Together, Professor David Wendell, Dean Carlo Montemagno and Jacob Todd, a student, have devised a method to create an artificial photosynthetic material that utilises frog, plant, fungal and bacterial enzymes to make sugars, drawing on CO2 and solar rays in the process.
Frog Foam Biofuel
During the natural process of photosynthesis – which takes place in plants and other types of organisms - sunlight converts CO2 into organic compounds such as sugars. The scientists’ method mirrors this process, save that the photosynthesis occurs within foam-covered enzymes, and that sugar biofuels are created from it.
The foam was selected due to its ability to allow large amounts of air and light to enter it, and the design took its cue from the foam nests of the Tungura frog.
Artificial Photosynthesis: Biofuel
The artificial photosynthesis is superior to that of nature in that no solar energy is wasted, so in this regard it is 100 per cent energy-efficient. “The advantage for our system compared to plants and algae is that all of the captured solar energy is converted to sugars, whereas these organisms must divert a great deal of energy to other functions to maintain life and reproduce”, Professor Wendell explained.
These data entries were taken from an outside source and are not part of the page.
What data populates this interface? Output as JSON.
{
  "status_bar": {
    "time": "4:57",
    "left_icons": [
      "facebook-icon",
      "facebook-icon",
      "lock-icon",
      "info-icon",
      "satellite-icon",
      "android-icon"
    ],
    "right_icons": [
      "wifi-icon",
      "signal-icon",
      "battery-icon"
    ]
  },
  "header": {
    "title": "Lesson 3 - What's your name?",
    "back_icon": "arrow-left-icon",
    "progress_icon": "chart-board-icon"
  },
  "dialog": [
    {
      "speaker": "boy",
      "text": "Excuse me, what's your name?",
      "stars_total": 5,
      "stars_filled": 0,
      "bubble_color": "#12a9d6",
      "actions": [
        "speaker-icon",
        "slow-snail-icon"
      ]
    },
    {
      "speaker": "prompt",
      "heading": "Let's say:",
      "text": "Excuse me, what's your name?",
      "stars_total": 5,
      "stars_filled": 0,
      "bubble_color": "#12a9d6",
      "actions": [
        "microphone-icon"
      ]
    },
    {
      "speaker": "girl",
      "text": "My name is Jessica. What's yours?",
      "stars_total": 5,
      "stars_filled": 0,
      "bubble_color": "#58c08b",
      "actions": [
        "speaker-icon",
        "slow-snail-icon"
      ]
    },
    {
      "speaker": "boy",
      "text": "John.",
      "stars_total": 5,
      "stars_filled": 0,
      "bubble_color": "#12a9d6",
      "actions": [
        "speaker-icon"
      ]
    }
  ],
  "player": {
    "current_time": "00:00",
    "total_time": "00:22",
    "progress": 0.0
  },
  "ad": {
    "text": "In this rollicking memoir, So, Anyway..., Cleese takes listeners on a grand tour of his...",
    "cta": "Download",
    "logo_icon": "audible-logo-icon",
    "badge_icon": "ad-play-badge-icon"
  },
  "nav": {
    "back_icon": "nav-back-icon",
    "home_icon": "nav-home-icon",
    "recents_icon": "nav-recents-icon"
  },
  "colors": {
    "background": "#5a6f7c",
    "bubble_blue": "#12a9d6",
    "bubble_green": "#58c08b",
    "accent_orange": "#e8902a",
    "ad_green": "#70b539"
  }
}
“Our foam also uses no soil, so food production would not be interrupted, and it can be used in highly enriched carbon dioxide environments, like the exhaust from coal-burning power plants, unlike many natural photosynthetic systems.
“In natural plant systems, too much carbon dioxide shuts down photosynthesis, but ours does not have this limitation due to the bacterial-based photo-capture strategy.”
For the future, Professor Wendell and his colleagues now intend to look into ways to make this technology mass market-viable, for potential use in industrial settings, like fossil fuel incinerators.
“This new technology establishes an economical way of harnessing the physiology of living systems by creating a new generation of functional materials that intrinsically incorporates life processes into its structure”, Dean Montemagno added.
“Specifically in this work it presents a new pathway of harvesting solar energy to produce either oil or food with efficiencies that exceed other biosolar production methodologies. More broadly it establishes a mechanism for incorporating the functionality found in living systems into systems that we engineer and build.”